Scholz verschärft den Ton gegenüber der Union

Den größten Applaus erntet er, als er sich hier klar gegen Union und FDP positioniert „Wenn wir vier 400 Milliarden neue Schulden gemacht haben werden am Ende des nächsten Jahres, dann ist das nicht der Zeitpunkt, wo Leute, die so viel verdienen wie ich, oder noch mehr, dringend eine Steuersenkung brauchen, was CDU/CSU und FPD vorschlagen. Das ist nicht nur unfinanzierbar, das ist auch unmoralisch.“ Das mit dem eigenen Einkommen hat Scholz schon öfter so gesagt.
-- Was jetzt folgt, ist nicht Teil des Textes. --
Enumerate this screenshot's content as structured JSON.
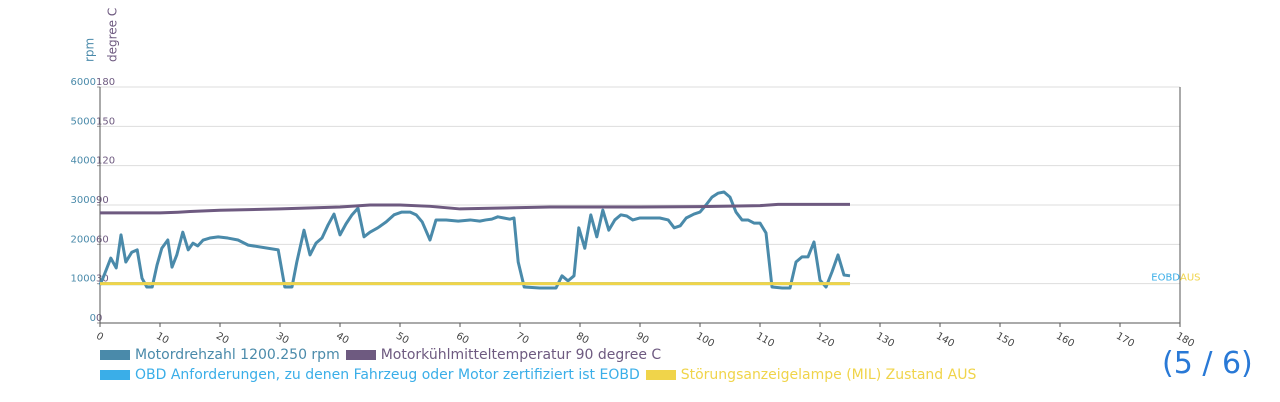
{
  "chart_data": {
    "type": "line",
    "y_label": "rpm",
    "y2_label": "degree C",
    "xlim": [
      0,
      180
    ],
    "xticks": [
      0,
      10,
      20,
      30,
      40,
      50,
      60,
      70,
      80,
      90,
      100,
      110,
      120,
      130,
      140,
      150,
      160,
      170,
      180
    ],
    "ylim": [
      0,
      6000
    ],
    "yticks": [
      0,
      1000,
      2000,
      3000,
      4000,
      5000,
      6000
    ],
    "y2lim": [
      0,
      180
    ],
    "y2ticks": [
      0,
      30,
      60,
      90,
      120,
      150,
      180
    ],
    "y_color": "#4a8aaa",
    "y2_color": "#6e5a80",
    "grid": true,
    "series": [
      {
        "name": "Motordrehzahl 1200.250 rpm",
        "color": "#4a8aaa",
        "axis": "y",
        "x": [
          0,
          0.7,
          1.8,
          2.7,
          3.5,
          4.3,
          5.3,
          6.2,
          7,
          7.8,
          8.7,
          9.5,
          10.3,
          11.3,
          12,
          12.8,
          13.8,
          14.7,
          15.5,
          16.3,
          17.2,
          18.3,
          19.7,
          21.3,
          23,
          24.7,
          29.7,
          30.8,
          32,
          32.8,
          34,
          35,
          36,
          37,
          38,
          39,
          40,
          41,
          42,
          43,
          44,
          45,
          46.3,
          47.7,
          49,
          50.3,
          51.7,
          52.7,
          53.7,
          55,
          56,
          57.7,
          59.7,
          61.7,
          63.3,
          64.3,
          65.3,
          66.3,
          67.3,
          68.3,
          69,
          69.7,
          70.7,
          73.3,
          76,
          77,
          78,
          79,
          79.8,
          80.8,
          81.8,
          82.8,
          83.8,
          84.8,
          85.8,
          86.8,
          87.8,
          88.8,
          90,
          91.7,
          93.3,
          94.7,
          95.7,
          96.7,
          97.7,
          99,
          100,
          101,
          102,
          103,
          104,
          105,
          106,
          107,
          108,
          109,
          110,
          111,
          112,
          113.7,
          115,
          116,
          117,
          118,
          119,
          120,
          121,
          122,
          123,
          124,
          125
        ],
        "values": [
          970,
          1220,
          1650,
          1400,
          2240,
          1550,
          1800,
          1860,
          1140,
          915,
          915,
          1470,
          1900,
          2110,
          1420,
          1730,
          2310,
          1860,
          2030,
          1960,
          2110,
          2160,
          2190,
          2160,
          2110,
          1980,
          1860,
          915,
          915,
          1550,
          2360,
          1730,
          2030,
          2160,
          2490,
          2770,
          2240,
          2520,
          2750,
          2920,
          2190,
          2310,
          2420,
          2570,
          2750,
          2820,
          2820,
          2750,
          2570,
          2110,
          2620,
          2620,
          2590,
          2620,
          2590,
          2620,
          2640,
          2700,
          2670,
          2640,
          2670,
          1550,
          915,
          890,
          890,
          1200,
          1070,
          1200,
          2420,
          1900,
          2750,
          2190,
          2870,
          2360,
          2620,
          2750,
          2720,
          2620,
          2670,
          2670,
          2670,
          2620,
          2420,
          2470,
          2670,
          2770,
          2820,
          3000,
          3200,
          3300,
          3330,
          3200,
          2820,
          2620,
          2620,
          2540,
          2540,
          2290,
          915,
          890,
          890,
          1550,
          1680,
          1680,
          2060,
          1090,
          915,
          1300,
          1730,
          1220,
          1200
        ]
      },
      {
        "name": "Motorkühlmitteltemperatur 90 degree C",
        "color": "#6e5a80",
        "axis": "y2",
        "x": [
          0,
          10,
          13,
          15,
          20,
          30,
          40,
          45,
          50,
          55,
          60,
          65,
          75,
          80,
          90,
          100,
          110,
          113,
          125
        ],
        "values": [
          84,
          84,
          84.5,
          85,
          86,
          87,
          88.5,
          90,
          90,
          89,
          87,
          87.5,
          88.5,
          88.5,
          88.5,
          88.8,
          89.5,
          90.5,
          90.5
        ]
      },
      {
        "name": "OBD Anforderungen, zu denen Fahrzeug oder Motor zertifiziert ist EOBD",
        "color": "#3aaee8",
        "axis": "y",
        "x": [
          0,
          125
        ],
        "values": [
          1000,
          1000
        ],
        "end_label": "EOBD"
      },
      {
        "name": "Störungsanzeigelampe (MIL) Zustand AUS",
        "color": "#f0d44a",
        "axis": "y",
        "x": [
          0,
          125
        ],
        "values": [
          1000,
          1000
        ],
        "end_label": "AUS"
      }
    ]
  },
  "pager": "(5 / 6)"
}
Damit will er signalisieren, dass er, der Kanzlerkandidat der Arbeiterpartei, sich seiner eigenen Privilegien bewusst ist. Genau an dieser Stelle hatte einst Peer Steinbrück gepatzt, als er mitten im Wahlkampf in einer beifälligen Bemerkung zu Protokoll gab, niemals eine Flasche Wein zu kaufen, die nur fünf Euro kostet.

Scholz verspricht mehr Wohnungsbau, und zwar 400.000 neue Wohnungen pro Jahr, davon 100.000 Sozialwohnungen, „Schluss mit der Kinderarmut“ (konkret wird es allerdings nicht an der Stelle), und ein stabiles Rentenniveau – auch an dieser Stelle verbunden mit Kritik an Union und FDP. Scholz lobt die sozialdemokratische Rentenpolitik, seine Formel ist: „Mehr Beschäftigung bedeutet stabile Renten.“ Dass aber die stabilen Renten nur möglich sind, weil die Zuschüsse des Staates inzwischen über 100 Milliarden Euro jährlich liegen, verschweigt Scholz seinen Zuhörern. Und ebenso, dass die jetzige Koalition anstatt einer dringend nötigen Reform nur eine Rentenkommission hervorbrachte, die am Ende ein Nicht-Ergebnis gebar.

Wirtschaft first, Klimaschutz second

Stattdessen spricht Scholz vom Respekt. Respekt verdienen die Pflegekräfte – mit deren tariflicher Bezahlung Scholz nun endlich Ernst machen will. Den Geringverdienern verspricht er gleich zu Anfang der Legislaturperiode 12 Euro Mindestlohn – eine „Gehaltserhöhung für zehn Millionen Bürger.“ Das soll die Wunden heilen, die Schröder einst in der sozialdemokratischen Wählerschaft mit der Agenda 2010 riss. Allerdings hat ihn die Linke an dieser Stelle schon links überholt: Sie fordert 13 Euro.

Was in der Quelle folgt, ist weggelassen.